Beaucoup de crypto-monnaies sont créées par “fork” (fourche, en Français) : la nouvelle blockchain est identique jusqu’à un moment donné, puis se sépare pour devenir une blockchain indépendante et ainsi donner naissance à une nouvelle crypto-monnaie (je parle ici de “hard fork”, sans entrer dans les détails).

L’idée fait sens, puisqu’on s’appuie sur un existant (protocole, transactions passées) avant de diverger pour implémenter d’autres fonctionnalités et spécificités sur la blockchain initiale. Beaucoup de crypto-monnaies sont nées par forking : Litecoin était une fork de Bitcoin, avant d’être lui-même forké en bien d’autres crypto-monnaies, et ainsi de suite (le site MapOfCoins illustre de façon visuelle et instructive l’histoire des crypto-monnaies et des fourches successives).
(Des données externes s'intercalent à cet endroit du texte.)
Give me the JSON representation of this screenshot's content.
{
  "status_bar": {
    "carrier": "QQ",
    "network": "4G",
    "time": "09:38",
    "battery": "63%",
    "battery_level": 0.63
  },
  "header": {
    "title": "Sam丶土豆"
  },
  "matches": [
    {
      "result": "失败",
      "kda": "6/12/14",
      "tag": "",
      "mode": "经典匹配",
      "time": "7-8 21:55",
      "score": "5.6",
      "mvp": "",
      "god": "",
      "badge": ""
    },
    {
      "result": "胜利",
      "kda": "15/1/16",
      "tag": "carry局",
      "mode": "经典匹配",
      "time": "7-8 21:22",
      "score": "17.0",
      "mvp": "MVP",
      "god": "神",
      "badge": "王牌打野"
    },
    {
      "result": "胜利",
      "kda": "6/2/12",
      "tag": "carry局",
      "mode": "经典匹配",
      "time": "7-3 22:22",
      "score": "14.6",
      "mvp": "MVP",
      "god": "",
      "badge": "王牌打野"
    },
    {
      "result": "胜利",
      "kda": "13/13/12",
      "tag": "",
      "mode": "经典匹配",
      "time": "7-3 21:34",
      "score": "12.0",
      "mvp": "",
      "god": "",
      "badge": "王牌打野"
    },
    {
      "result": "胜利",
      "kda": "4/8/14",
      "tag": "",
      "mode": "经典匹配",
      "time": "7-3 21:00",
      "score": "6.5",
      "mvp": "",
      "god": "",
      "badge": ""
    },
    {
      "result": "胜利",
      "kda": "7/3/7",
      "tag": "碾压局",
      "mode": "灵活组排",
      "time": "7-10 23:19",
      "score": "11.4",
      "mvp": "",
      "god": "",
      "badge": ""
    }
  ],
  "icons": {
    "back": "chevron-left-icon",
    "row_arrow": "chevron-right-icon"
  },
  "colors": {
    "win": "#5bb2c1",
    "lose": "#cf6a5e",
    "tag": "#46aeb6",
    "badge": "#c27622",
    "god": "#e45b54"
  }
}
Mener une fork est théoriquement simple : on duplique le code source du protocole initial (souvent OpenSource), puis il faut convaincre des mineurs de participer à la validation des transactions de la nouvelle chaîne, et convaincre des bureaux de change de lister la crypto-monnaie ainsi créée, afin qu’elle soit convertible en d’autres monnaies. Si tout cela est effectué, une nouvelle crypto-monnaie est née (et la loi de l’offre et de la demande établira son cours sur les marchés).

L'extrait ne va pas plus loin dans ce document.